I have upgraded the platform to 4.0 and using Spark 2.3 on the CDH cluster. Tried installing the generic tar available for 3.6 version from the site and it have me errors. Not able to create the Spark 2.3 Context.
I guess the recommendation is to connect from KNIME is using Livy service, however, the way I’m currently using Spark functionality is sending ssh commands with spark-submit (using External SSH Nodes) and I would like to stick to it.
If job server is not possible for Spark 2.3.0, is there a way to send spark-submit commands (with External SSH Nodes) with Livy Service ?
as you already mentioned, we recommend Livy and do not support the Spark Jobserver anymore. In addition I would suggest to update to a more recent KNIME version.

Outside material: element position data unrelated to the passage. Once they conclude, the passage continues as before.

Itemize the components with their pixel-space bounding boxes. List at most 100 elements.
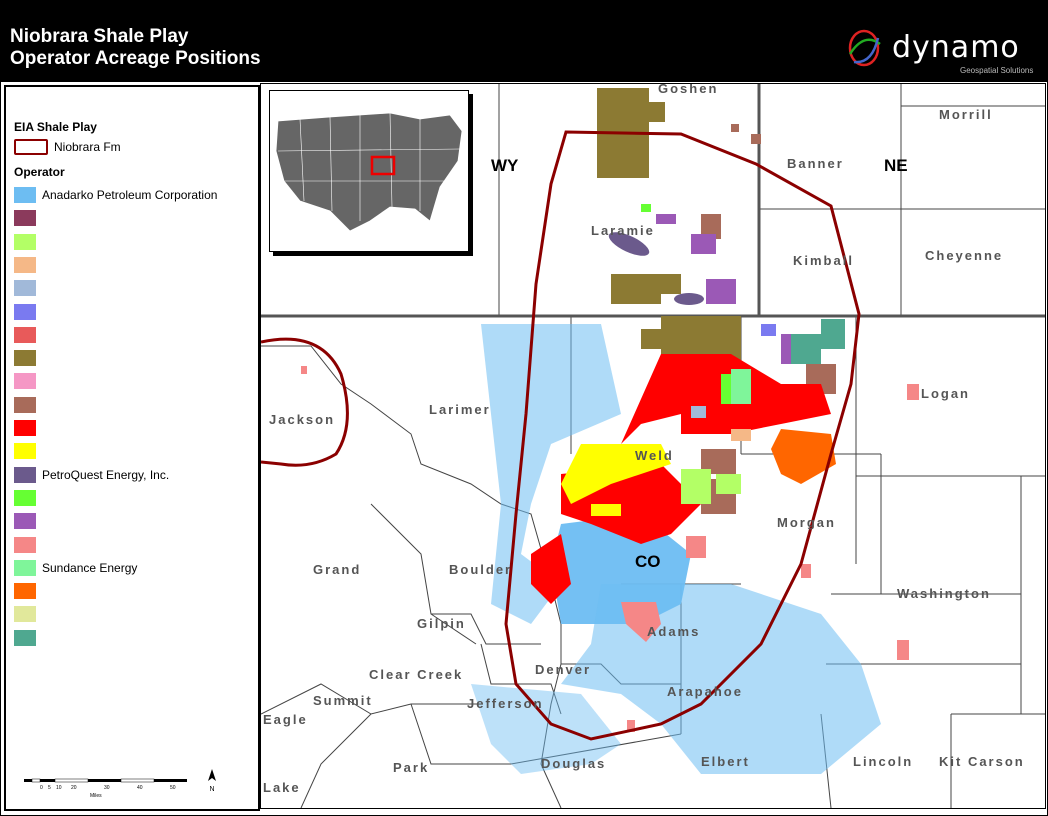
- operator-swatch: [14, 606, 36, 623]
- header-bar: Niobrara Shale Play Operator Acreage Pos…: [0, 0, 1048, 82]
- county-label-boulder: Boulder: [449, 562, 513, 577]
- north-arrow-icon: N: [204, 767, 220, 797]
- operator-swatch: [14, 233, 36, 250]
- county-label-gilpin: Gilpin: [417, 616, 466, 631]
- operator-swatch: [14, 559, 36, 576]
- state-label-ne: NE: [884, 156, 908, 175]
- logo-subtitle: Geospatial Solutions: [960, 66, 1034, 75]
- county-label-lincoln: Lincoln: [853, 754, 914, 769]
- operator-swatch: [14, 443, 36, 460]
- operator-swatch: [14, 187, 36, 203]
- niobrara-boundary-west: [261, 337, 349, 467]
- county-label-denver: Denver: [535, 662, 592, 677]
- county-label-cheyenne: Cheyenne: [925, 248, 1004, 263]
- legend-operator-item: [14, 326, 254, 345]
- operator-swatch: [14, 583, 36, 600]
- operator-swatch: [14, 350, 36, 367]
- operator-swatch: [14, 513, 36, 530]
- county-label-grand: Grand: [313, 562, 362, 577]
- dynamo-logo: dynamo Geospatial Solutions: [842, 22, 1042, 80]
- state-label-co: CO: [635, 552, 661, 571]
- legend-operator-item: [14, 210, 254, 228]
- legend-operator-item: Sundance Energy: [14, 559, 254, 578]
- legend-shale-item: Niobrara Fm: [14, 139, 254, 157]
- scale-tick-label: 50: [170, 785, 176, 791]
- logo-wordmark: dynamo: [892, 30, 1020, 65]
- county-label-elbert: Elbert: [701, 754, 750, 769]
- svg-text:N: N: [209, 786, 214, 793]
- operator-swatch: [14, 373, 36, 390]
- operator-swatch: [14, 420, 36, 436]
- operator-swatch: [14, 303, 36, 320]
- operator-label: Sundance Energy: [42, 560, 138, 575]
- legend-operator-item: [14, 303, 254, 322]
- state-label-wy: WY: [491, 156, 519, 175]
- legend-operator-item: [14, 443, 254, 461]
- county-label-jefferson: Jefferson: [467, 696, 544, 711]
- county-label-douglas: Douglas: [541, 756, 607, 771]
- map-panel[interactable]: WY NE CO Goshen Morrill Banner Laramie K…: [260, 83, 1046, 809]
- county-label-kimball: Kimball: [793, 253, 854, 268]
- legend-operator-heading: Operator: [14, 165, 65, 179]
- county-label-weld: Weld: [635, 448, 674, 463]
- legend-operator-item: Anadarko Petroleum Corporation: [14, 187, 254, 205]
- scale-tick-label: 10: [56, 785, 62, 791]
- scale-bar: 0 5 10 20 30 40 50 Miles: [20, 775, 190, 799]
- legend-operator-item: [14, 350, 254, 368]
- county-label-banner: Banner: [787, 156, 844, 171]
- map-title: Niobrara Shale Play: [10, 26, 189, 47]
- county-label-larimer: Larimer: [429, 402, 491, 417]
- county-label-laramie: Laramie: [591, 223, 655, 238]
- scale-tick-label: 20: [71, 785, 77, 791]
- operator-swatch: [14, 256, 36, 273]
- county-label-arapahoe: Arapahoe: [667, 684, 743, 699]
- operator-sundance-acreage: [731, 369, 751, 404]
- scale-tick-label: 40: [137, 785, 143, 791]
- map-subtitle: Operator Acreage Positions: [10, 48, 261, 69]
- legend-operator-item: [14, 373, 254, 391]
- county-label-lake: Lake: [263, 780, 301, 795]
- county-label-kit-carson: Kit Carson: [939, 754, 1025, 769]
- legend-panel: EIA Shale Play Niobrara Fm Operator Anad…: [4, 85, 260, 811]
- legend-operator-item: [14, 583, 254, 601]
- county-label-washington: Washington: [897, 586, 991, 601]
- legend-operator-item: [14, 233, 254, 252]
- county-label-adams: Adams: [647, 624, 701, 639]
- operator-label: Anadarko Petroleum Corporation: [42, 188, 218, 202]
- operator-swatch: [14, 396, 36, 413]
- operator-swatch: [14, 629, 36, 646]
- county-label-goshen: Goshen: [658, 83, 719, 96]
- legend-operator-item: PetroQuest Energy, Inc.: [14, 466, 254, 485]
- legend-shale-heading: EIA Shale Play: [14, 120, 97, 134]
- legend-operator-item: [14, 489, 254, 508]
- legend-operator-item: [14, 606, 254, 624]
- legend-operator-item: [14, 280, 254, 298]
- operator-swatch: [14, 536, 36, 553]
- operator-label: PetroQuest Energy, Inc.: [42, 467, 170, 482]
- legend-shale-label: Niobrara Fm: [54, 140, 121, 154]
- logo-swirl-icon: [848, 29, 881, 67]
- scale-tick-label: 30: [104, 785, 110, 791]
- operator-teal-acreage: [791, 319, 845, 364]
- operator-swatch: [14, 466, 36, 483]
- county-label-logan: Logan: [921, 386, 970, 401]
- niobrara-swatch: [14, 139, 48, 155]
- scale-unit: Miles: [90, 793, 102, 799]
- scale-tick-label: 5: [48, 785, 51, 791]
- county-label-morgan: Morgan: [777, 515, 836, 530]
- operator-swatch: [14, 210, 36, 227]
- county-label-jackson: Jackson: [269, 412, 336, 427]
- locator-inset-map: [269, 90, 469, 252]
- scale-tick-label: 0: [40, 785, 43, 791]
- legend-operator-item: [14, 256, 254, 275]
- operator-swatch: [14, 326, 36, 343]
- county-label-clear-creek: Clear Creek: [369, 667, 464, 682]
- legend-operator-item: [14, 396, 254, 415]
- county-label-eagle: Eagle: [263, 712, 308, 727]
- legend-operator-item: [14, 629, 254, 648]
- legend-operator-item: [14, 536, 254, 555]
- legend-operator-item: [14, 513, 254, 531]
- county-label-summit: Summit: [313, 693, 373, 708]
- county-label-park: Park: [393, 760, 430, 775]
- operator-swatch: [14, 489, 36, 506]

Can you explain what commands are you running or how your setup looks like or add some example workflow? I don’t understand how you get the KNIME Spark nodes and Jobserver working using spark-submit commands via SSH. If you use SSH to tunnel the Jobserver HTTP port, than you can do the same with the Livy HTTP port too.
Thanks for your prompt response. Sorry for the confusion, I’m not using any of the Spark Node in my workflow. Just using the External SSH nodes like below:
Chaining SSH commands in the pipeline, 5th External SSH Node runs the spark submit command on the gateway node.
SSH node config is as below ( Ignore the remote input/output file and initial part of the shell command, it is a hack to make the node work in KNIME )
Exact spark submit command that’s in the “Remote Command” argument is as follows:
--class "com.nfpa.demo.SparkAddressGeocoderOutputFormatter" \
--master yarn --deploy-mode cluster --executor-memory 2048M \
--num-executors 4 --executor-cores 2 --driver-memory 3G \
--conf "spark.storage.memoryFraction=1" --conf "spark.akka.frameSize=200" \
--conf "spark.default.parallelism=100" --conf "spark.core.connection.ack.wait.timeout=600" \
--conf "spark.yarn.executor.memoryOverhead=2048" --conf "spark.yarn.driver.memoryOverhead=400" \
hdfs://10.10.10.80:8020/user/mayub/knime_geocoder/year=2017/ /home/mayub/index/ \
/user/mayub/knime_geocoder/address_test.csv 1 10 ALL_STATES > \
Summary of the above command - basically it’s calling spark-submit with a jar file and passing class arguments to the file along with some custom spark configurations to override them and storing it in a log file.
Let me know if it’s not clear, i’ll try attaching part of the workflow
Would be good to know if there is an equivalent in Livy to do the same.
there is a project called Spark-Jobserver that we used to connect the KNIME Spark nodes and the Spark cluster a long time ago, but we now recommend using Livy.
Looks like you are using Spark, but no Spark-Jobserver There should be no problem to run your SSH/spark-submit commands as you do not use any spark node.
We have a Livy parcel if you like to try the Spark nodes, if not, running spark-submit should work independently of the KNIME version.
See the docs on how to install Livy on CDH 5.x, CDH 7.x contains Livy already: KNIME Big Data Extensions Admin Guide
Thanks @sascha.wolke. SSH/Spark-Submit works fine for now.
I actually tried the Livy Setup from the Admin Guide you sent. I got
NullPointerException using the Livy service along with external jar files. This seems to be a Open Issue https://issues.apache.org/jira/browse/LIVY-636 .
This was one reason why I wanted to see if SparkJobServer and Spark 2.X would work instead. But that’s fine. I think I can work with SSH/spark-submit route for now.